Marius Volkhart [Sun, 14 Mar 2021 10:42:15 +0000 (10:42 +0000)]
Limit which tests can run in parallel
Some tests modify global resources. Those tests cannot be run in parallel with others, as they cause problems or become flaky. Where possible, indicate to JUnit the resources in contention. Otherwise, mark the tests as needing to run in isolation.
Reduce the number of map lookups necessary to compute the return values for methods that return collections of property details. Since we maintain parity between the `props` and `dictionary` contents, when retrieving property details, we can reference the `props` directly and avoid the `dictionary` indirection.
Marius Volkhart [Tue, 9 Mar 2021 19:26:31 +0000 (19:26 +0000)]
Additional debug logging for unknown records in HSLF
Recently, while debugging app behavior on HSLF documents, I had to dig into the OOXML that Microsoft PowerPoint places into files saved in PPT format. Having information in the logs about when records were not parsed by POI was very helpful. The hex identifier was critical in being able to quickly search the [MS-PPT] spec for what type of record it was, and the integer identifier was helpful in quickly finding the Record type in RecordTypes.java.

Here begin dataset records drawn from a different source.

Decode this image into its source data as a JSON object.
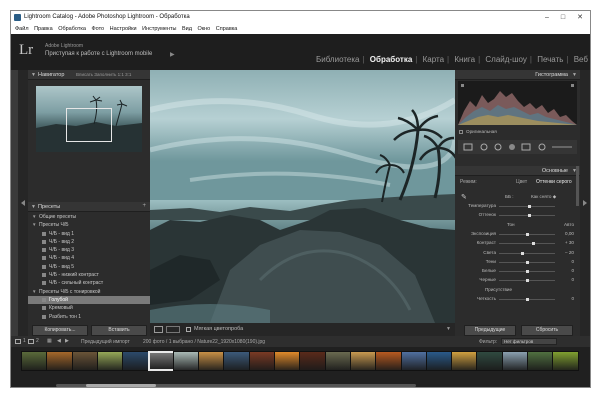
{
  "window": {
    "title": "Lightroom Catalog - Adobe Photoshop Lightroom - Обработка",
    "minimize_glyph": "–",
    "maximize_glyph": "□",
    "close_glyph": "✕"
  },
  "menu": [
    "Файл",
    "Правка",
    "Обработка",
    "Фото",
    "Настройки",
    "Инструменты",
    "Вид",
    "Окно",
    "Справка"
  ],
  "identity": {
    "logo": "Lr",
    "brand": "Adobe Lightroom",
    "tagline": "Приступая к работе с Lightroom mobile",
    "caret": "▶"
  },
  "modules": {
    "items": [
      "Библиотека",
      "Обработка",
      "Карта",
      "Книга",
      "Слайд-шоу",
      "Печать",
      "Веб"
    ],
    "active": "Обработка"
  },
  "navigator": {
    "title": "Навигатор",
    "options": "Вписать  Заполнить  1:1  3:1"
  },
  "presets": {
    "title": "Пресеты",
    "items": [
      {
        "label": "Общие пресеты",
        "level": 0,
        "type": "folder"
      },
      {
        "label": "Пресеты Ч/Б",
        "level": 0,
        "type": "folder"
      },
      {
        "label": "Ч/Б - вид 1",
        "level": 1,
        "type": "item"
      },
      {
        "label": "Ч/Б - вид 2",
        "level": 1,
        "type": "item"
      },
      {
        "label": "Ч/Б - вид 3",
        "level": 1,
        "type": "item"
      },
      {
        "label": "Ч/Б - вид 4",
        "level": 1,
        "type": "item"
      },
      {
        "label": "Ч/Б - вид 5",
        "level": 1,
        "type": "item"
      },
      {
        "label": "Ч/Б - низкий контраст",
        "level": 1,
        "type": "item"
      },
      {
        "label": "Ч/Б - сильный контраст",
        "level": 1,
        "type": "item"
      },
      {
        "label": "Пресеты Ч/Б с тонировкой",
        "level": 0,
        "type": "folder"
      },
      {
        "label": "Голубой",
        "level": 1,
        "type": "item",
        "selected": true
      },
      {
        "label": "Кремовый",
        "level": 1,
        "type": "item"
      },
      {
        "label": "Разбить тон 1",
        "level": 1,
        "type": "item"
      }
    ]
  },
  "left_buttons": {
    "copy": "Копировать...",
    "paste": "Вставить"
  },
  "toolbar": {
    "soft_proof": "Мягкая цветопроба"
  },
  "histogram": {
    "title": "Гистограмма",
    "original": "Оригинальная"
  },
  "basic": {
    "title": "Основные",
    "treatment_label": "Режим:",
    "tab_color": "Цвет",
    "tab_bw": "Оттенки серого",
    "wb_label": "ББ :",
    "wb_value": "Как снято ◆",
    "rows": [
      {
        "label": "Температура",
        "value": "",
        "pos": 0.55
      },
      {
        "label": "Оттенок",
        "value": "",
        "pos": 0.55
      },
      {
        "label": "Тон",
        "value": "Авто",
        "pos": null
      },
      {
        "label": "Экспозиция",
        "value": "0,00",
        "pos": 0.5
      },
      {
        "label": "Контраст",
        "value": "+ 30",
        "pos": 0.62
      },
      {
        "label": "Света",
        "value": "– 20",
        "pos": 0.42
      },
      {
        "label": "Тени",
        "value": "0",
        "pos": 0.5
      },
      {
        "label": "Белые",
        "value": "0",
        "pos": 0.5
      },
      {
        "label": "Черные",
        "value": "0",
        "pos": 0.5
      },
      {
        "label": "Присутствие",
        "value": "",
        "pos": null
      },
      {
        "label": "Четкость",
        "value": "0",
        "pos": 0.5
      }
    ]
  },
  "right_buttons": {
    "previous": "Предыдущие",
    "reset": "Сбросить"
  },
  "filmstrip": {
    "page1": "1",
    "page2": "2",
    "breadcrumb": "Предыдущий импорт",
    "count": "200 фото / 1 выбрано / Nature22_1920x1080(190).jpg",
    "filter_label": "Фильтр:",
    "filter_value": "Нет фильтров"
  },
  "thumbs": [
    "#5a6a3a",
    "#a5682a",
    "#6a5438",
    "#96a858",
    "#2c4a6b",
    "#777777",
    "#a9b9b5",
    "#c89046",
    "#3c5a7a",
    "#7a3a24",
    "#e08a2a",
    "#5a2a1a",
    "#6a6a50",
    "#c99a50",
    "#b85a20",
    "#5070a0",
    "#2a5a8a",
    "#d0a040",
    "#304a40",
    "#8aa0b0",
    "#507040",
    "#80a030"
  ],
  "colors": {
    "accent": "#ffffff",
    "panel": "#2c2c2c",
    "photo_sky": "#a9c7cb",
    "photo_water": "#4e7a80"
  }
}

Marius Volkhart [Mon, 1 Mar 2021 00:25:23 +0000 (00:25 +0000)]
Deprecate functions that duplicate functionality
DrawingGroupRecord#processChildRecords and AbstractEscherHolderRecord#convertRawBytesToEscherRecords duplicate the functionality of AbstractEscherHolderRecord#decode. This makes the code harder to follow, as it is not clear when certain access patterns repeat. Accordingly, these functions are deprecated and flagged for removal.
Marius Volkhart [Mon, 1 Mar 2021 00:04:51 +0000 (00:04 +0000)]
Review EscherContainerRecord#getChildRecords() call sites for unnecessary work
This started off as wanting to add the EscherContainerRecord#getChildCount() function in order to do an efficient check for how many children the container has. This was desirable in new code for editing HSSF pictures. The existing option of calling getChildRecords().size() was undesirable as this requires a list copy first.
In the process of finding call sites that would benefit from replacing getChildRecords().size(), I realized that several other patterns would benefit from eliminating a copy, such as iterating over the children in a for-each loop, and indexed access to specific children.
Marius Volkhart [Sun, 28 Feb 2021 23:16:14 +0000 (23:16 +0000)]
Add the ability to edit HSLFPictureData contents
Pictures can now be edited by calling HSLFPictureData#setData(byte[]). The byte[] should contain the image data as an image viewer might read it.
To enable this functionality, a tighter coupling between the EscherBSERecords of the slideshow and the HSLFPictureData was required. This ensures that changes in image data size are accurately recorded in the records.
In the course of coupling the records and the HSLFPictureData, various scenarios arose where a mapping of records to pictures was non-trivial. Accordingly, the HSLFSlideShowImpl#matchPicturesAndRecords(...) function was added to perform a more sophisticated matching pass. This function is heavily exercised by org.apache.poi.hslf.usermodel.TestBugs.testFile[5] and PPTX2PNG.render[2], as well as the new TestPictures#testSlideshowWithIncorrectOffsets().
Marius Volkhart [Sun, 28 Feb 2021 19:18:13 +0000 (19:18 +0000)]
Rename EscherRecordHolder to OfficeArtContent
While the class does indeed hold EscherRecords, due to recent refactoring it is much more structured now than it was before. The contents of the class now closely resemble the OfficeArtContent structure referenced in the MS-DOC spec. Naming the class after the specification structure makes it easier to find and understand.
Marius Volkhart [Sun, 28 Feb 2021 18:49:42 +0000 (18:49 +0000)]
Rework EscherRecordHolder parsing
Modify the parsing done by EscherRecordHolder to be more deterministic. The format of the OfficeArtContent structure, which the EscherRecordHolder represents, is well defined in the MS-DOC spec. A clear class structure makes it easier to reason about the availability of data.